The event typically was marked by jittery execution and lopsided results, and an industry grew up around pundits who attempted to explain why the league's best teams so routinely produced such an awful spectacle.

For decades, Baltimore's 16-13 victory over Dallas in 1971 was held up as the gold standard for Super Bowl excitement despite the teams collaborating on 11 turnovers and the Cowboys taking 10 penalties for 133 yards. The final score was close and the decisive field goal came late; what do you want, good football, too?

The excitement produced by most of the past 10 championship games, however, has turned those early years into unpleasant memories for ageing Baby Boomers.

In particular, the 2008 Super Bowl stands out as a paragon of tension, clutch play and a shocking result.

New York Giants 17, New England Patriots 14, and those of us who were in Glendale, Arizona, are unlikely to forget it.

The subplot which nearly devoured the game was this: the Patriots reached the championship game with an 18-0 record, and they were primed to eclipse the 1972 Miami Dolphins as the greatest team in the Super Bowl era. Those Dolphins went 17-0; these Patriots, overwhelming much the season, were about to be perfect over a longer campaign.

For three quarters, the game was a 7-3 affair led by the Patriots, the 12-point favourites to win. What few appreciated was the damage the Giants, better in both lines, were doing in the battle of big men, softening up the presumptive champions. When the fourth quarter arrived, the best Super Bowl erupted.

The Giants sprinted 80 yards in six plays for a go-ahead touchdown pass from Eli Manning to David Tyree. That was not the biggest play those two would produce.

The Patriots responded with an 80-yard drive of their own, regaining the lead at 14-10 on a touchdown pass from Tom Brady to Randy Moss with two minutes, 42 seconds to play, and that appeared to be that, the more accomplished team doing what they were supposed to do. Thanks, New York, for keeping it interesting.

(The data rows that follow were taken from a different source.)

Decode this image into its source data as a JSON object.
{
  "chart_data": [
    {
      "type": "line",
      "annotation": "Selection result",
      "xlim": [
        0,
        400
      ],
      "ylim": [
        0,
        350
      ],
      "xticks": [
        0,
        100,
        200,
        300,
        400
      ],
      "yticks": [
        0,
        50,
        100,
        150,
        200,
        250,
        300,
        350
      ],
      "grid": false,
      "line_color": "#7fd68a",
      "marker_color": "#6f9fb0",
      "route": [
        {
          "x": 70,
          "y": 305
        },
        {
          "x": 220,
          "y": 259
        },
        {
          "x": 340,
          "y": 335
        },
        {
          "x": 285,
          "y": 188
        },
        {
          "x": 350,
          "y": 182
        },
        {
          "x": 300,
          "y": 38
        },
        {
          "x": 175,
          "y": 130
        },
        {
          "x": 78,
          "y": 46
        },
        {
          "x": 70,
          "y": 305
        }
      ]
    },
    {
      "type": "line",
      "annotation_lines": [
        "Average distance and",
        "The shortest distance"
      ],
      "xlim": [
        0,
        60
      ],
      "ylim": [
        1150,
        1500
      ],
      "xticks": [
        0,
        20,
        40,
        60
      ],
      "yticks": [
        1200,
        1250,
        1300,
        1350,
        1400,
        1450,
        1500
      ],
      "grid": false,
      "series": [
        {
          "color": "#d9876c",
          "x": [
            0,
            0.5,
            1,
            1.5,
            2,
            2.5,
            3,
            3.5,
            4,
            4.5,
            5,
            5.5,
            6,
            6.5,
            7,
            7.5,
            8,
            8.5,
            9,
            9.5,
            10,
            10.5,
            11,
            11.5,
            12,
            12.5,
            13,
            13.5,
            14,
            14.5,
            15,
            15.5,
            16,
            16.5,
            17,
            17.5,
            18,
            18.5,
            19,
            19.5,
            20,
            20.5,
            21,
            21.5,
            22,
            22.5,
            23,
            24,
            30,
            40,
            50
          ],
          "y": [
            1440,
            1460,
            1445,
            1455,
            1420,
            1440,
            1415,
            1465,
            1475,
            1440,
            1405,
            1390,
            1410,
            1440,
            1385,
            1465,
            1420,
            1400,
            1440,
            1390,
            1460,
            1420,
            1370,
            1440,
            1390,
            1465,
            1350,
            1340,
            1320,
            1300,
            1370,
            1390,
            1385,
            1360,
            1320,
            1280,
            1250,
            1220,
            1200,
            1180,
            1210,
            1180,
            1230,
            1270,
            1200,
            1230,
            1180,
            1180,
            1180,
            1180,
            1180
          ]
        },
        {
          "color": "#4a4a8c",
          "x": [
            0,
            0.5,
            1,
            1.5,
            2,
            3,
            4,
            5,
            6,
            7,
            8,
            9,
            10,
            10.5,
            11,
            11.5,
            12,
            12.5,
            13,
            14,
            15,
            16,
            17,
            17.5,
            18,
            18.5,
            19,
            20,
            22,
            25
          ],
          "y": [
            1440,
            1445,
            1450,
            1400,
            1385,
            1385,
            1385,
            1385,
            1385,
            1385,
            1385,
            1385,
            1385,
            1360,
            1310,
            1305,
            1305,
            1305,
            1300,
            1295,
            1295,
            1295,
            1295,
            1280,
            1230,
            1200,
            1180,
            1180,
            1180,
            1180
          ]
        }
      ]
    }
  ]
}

The Giants, however, stunned the 70,000 in the University of Phoenix Stadium and nearly 100 million watching the game on television with an 83-yard drive that included the most amazing, astounding, ridiculous play in the history of the game.

On third-down-and-five, with the Giants still in their own half of the field and the punt team getting ready, Manning escaped heavy pressure (his jersey was nearly ripped off), rolled to his right and threw a long, desperately improvised pass towards Tyree, who was shadowed by Rodney Harrison, one of the finest defensive backs in the game.

Both men leapt for the ball. Tyree got his gloved hands on it, but one hand came off the ball as Harrison yanked at his right arm.

Tyree contrived to keep possession by pinning the ball, with his right hand, against his own helmet, something few have seen at any level of the game, and by the time he was on the ground he had secured it with both hands. (Replays showed the play to be even more remarkable than it appeared in real time.)

Four plays later, Manning threw a 13-yard touchdown pass to Plaxico Burress with 35 seconds to play, and a superior Super Bowl was in the books.

Four years later, the same teams are back in the NFL's big event, and 2008 is never out of the minds of the protagonists, many of whom confronted each other four years ago. Both coaches, most of their assistants and something like 15 men who started the earlier game return for this one.

The Patriots and their fans see the Giants as the team that kept them from perfection because of the flukiest of fluke plays. The Giants, who again arrive at a Super Bowl in form, believe that if they could beat those Patriots they certainly can beat these Patriots, even if that is not the way most analysts see it.

That one team hails from Boston and the other from New York, cities with bitter rivalries across the spectrum of American sport, only adds to the interest.

But for the average fan, the enticement is this: these teams played the greatest Super Bowl only four years ago, and if they can deliver something like it we will be even more inclined to forget all those early abominations.